It is not tied by blood. It holds the same position to its southern aristocratic forbear as an imposter in social life does to some illustrious gentleman of the same name of whom he claims to be a descendant.
The old Ku-Klux Klan was a historical development. The new is a man's contrivance. The old Ku-Klux Klan movement was an outcome of conditions that prevailed in the southern states after the war. The present Klan, apparently, is an outcome of a group of men's desire to make money.
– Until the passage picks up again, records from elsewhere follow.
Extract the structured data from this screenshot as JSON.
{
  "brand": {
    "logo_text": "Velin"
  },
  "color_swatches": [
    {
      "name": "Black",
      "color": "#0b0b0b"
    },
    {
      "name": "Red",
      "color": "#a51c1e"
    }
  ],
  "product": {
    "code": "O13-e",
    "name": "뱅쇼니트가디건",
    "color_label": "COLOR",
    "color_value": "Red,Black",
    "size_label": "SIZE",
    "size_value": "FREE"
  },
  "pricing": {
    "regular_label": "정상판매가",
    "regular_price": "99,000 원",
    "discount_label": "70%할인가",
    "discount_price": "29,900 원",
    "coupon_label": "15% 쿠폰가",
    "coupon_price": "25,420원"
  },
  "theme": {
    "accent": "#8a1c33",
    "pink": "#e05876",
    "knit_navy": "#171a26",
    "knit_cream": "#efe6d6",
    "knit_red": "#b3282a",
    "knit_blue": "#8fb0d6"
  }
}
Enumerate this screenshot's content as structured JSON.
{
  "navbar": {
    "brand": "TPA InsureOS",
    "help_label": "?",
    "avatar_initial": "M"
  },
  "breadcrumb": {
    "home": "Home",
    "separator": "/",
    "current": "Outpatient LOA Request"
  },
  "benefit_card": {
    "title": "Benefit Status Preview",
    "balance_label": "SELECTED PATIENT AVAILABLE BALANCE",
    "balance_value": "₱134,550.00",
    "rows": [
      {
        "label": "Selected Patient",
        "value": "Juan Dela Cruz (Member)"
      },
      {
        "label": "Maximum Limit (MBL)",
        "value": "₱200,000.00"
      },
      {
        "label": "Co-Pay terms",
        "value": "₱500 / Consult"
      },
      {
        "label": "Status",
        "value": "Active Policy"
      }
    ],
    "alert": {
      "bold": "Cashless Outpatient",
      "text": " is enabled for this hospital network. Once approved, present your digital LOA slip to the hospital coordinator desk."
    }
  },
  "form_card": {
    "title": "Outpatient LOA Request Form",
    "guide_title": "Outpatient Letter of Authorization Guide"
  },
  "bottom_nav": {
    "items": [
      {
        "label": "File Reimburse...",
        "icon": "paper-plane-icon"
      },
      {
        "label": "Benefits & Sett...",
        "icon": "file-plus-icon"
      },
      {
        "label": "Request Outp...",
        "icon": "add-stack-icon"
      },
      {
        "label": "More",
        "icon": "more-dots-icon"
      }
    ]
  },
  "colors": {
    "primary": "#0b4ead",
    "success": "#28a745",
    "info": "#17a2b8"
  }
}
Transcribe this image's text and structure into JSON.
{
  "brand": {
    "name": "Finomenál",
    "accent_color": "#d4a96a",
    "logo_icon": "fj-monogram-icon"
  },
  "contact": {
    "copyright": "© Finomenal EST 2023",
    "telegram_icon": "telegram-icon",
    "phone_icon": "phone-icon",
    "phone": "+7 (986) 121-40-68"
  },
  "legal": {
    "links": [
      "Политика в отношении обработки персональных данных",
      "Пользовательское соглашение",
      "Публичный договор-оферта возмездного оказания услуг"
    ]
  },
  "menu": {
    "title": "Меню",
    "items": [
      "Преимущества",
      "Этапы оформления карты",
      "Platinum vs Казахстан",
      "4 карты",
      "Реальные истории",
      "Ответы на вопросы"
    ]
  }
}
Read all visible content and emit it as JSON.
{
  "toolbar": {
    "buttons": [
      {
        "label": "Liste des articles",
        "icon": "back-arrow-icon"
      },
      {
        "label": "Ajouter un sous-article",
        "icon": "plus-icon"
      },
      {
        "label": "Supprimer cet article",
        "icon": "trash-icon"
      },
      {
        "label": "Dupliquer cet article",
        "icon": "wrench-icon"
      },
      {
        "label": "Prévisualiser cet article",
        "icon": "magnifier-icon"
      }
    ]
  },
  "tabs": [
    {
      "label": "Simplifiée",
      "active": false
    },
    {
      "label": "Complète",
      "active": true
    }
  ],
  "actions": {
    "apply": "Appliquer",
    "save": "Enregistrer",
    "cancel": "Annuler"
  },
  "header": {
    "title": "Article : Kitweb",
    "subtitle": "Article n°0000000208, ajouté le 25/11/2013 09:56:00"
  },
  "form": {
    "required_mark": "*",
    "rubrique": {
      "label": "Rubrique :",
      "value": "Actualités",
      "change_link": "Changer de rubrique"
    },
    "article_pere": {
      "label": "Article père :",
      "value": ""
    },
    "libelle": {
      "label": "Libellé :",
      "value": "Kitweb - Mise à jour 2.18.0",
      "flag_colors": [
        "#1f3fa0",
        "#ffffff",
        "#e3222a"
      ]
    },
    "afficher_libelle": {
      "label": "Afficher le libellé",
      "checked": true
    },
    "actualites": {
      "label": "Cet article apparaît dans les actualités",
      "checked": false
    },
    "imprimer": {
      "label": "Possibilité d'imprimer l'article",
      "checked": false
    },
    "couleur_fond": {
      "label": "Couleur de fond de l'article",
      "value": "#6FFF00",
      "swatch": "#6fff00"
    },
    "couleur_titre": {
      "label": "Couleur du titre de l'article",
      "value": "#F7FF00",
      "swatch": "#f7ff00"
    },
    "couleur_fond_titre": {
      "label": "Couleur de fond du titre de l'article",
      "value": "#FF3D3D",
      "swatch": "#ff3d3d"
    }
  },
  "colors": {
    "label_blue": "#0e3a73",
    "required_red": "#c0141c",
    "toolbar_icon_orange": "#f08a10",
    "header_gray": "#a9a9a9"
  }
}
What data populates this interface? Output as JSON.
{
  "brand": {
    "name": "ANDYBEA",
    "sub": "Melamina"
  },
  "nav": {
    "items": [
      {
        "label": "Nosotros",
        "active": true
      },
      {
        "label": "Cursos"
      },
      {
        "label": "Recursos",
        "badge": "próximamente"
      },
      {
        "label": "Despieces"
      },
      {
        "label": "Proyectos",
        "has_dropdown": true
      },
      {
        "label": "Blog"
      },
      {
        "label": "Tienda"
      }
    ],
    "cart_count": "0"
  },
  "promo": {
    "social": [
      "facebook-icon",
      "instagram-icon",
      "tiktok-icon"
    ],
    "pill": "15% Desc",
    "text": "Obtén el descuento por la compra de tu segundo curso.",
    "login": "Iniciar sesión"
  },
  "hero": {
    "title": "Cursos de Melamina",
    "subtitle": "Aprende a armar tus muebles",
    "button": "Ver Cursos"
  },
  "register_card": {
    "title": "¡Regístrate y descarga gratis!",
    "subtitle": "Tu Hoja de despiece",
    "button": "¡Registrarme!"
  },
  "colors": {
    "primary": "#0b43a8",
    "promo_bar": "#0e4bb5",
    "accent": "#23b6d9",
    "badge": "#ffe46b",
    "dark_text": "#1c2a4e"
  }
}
Widespread, spontaneous, popular, the movement of 1866 grew out of a disordered society, not as a movement
at all at first, but as a scheme for having fun, a source of amusement among a group of young, full-blooded southern men to puzzle outsiders. Its use as a weapon against the stranger in the old south came later.
The stranger
was the northern carpetbagger. To the south he was the pestilence that follows war. He was the blunderer who entered the land whose social customs were unknown to him, in a year when the fabric by those social customs was in need of mending.
NO RELIGIOUS TEST
When southern society seized the Ku-Klux Klan as an instrument with which to resist there were only two classes, carpet-bagger and unruly negro, against which it operated. To join the ranks of the white-robed horsemen, there were no qualifications of religion. The Klan made no mention of Jew or Catholic. Its purpose was to restore order, not to fan prejudice, and therein lies the difference between the old Klan and the present Klan which makes the latter a maverick.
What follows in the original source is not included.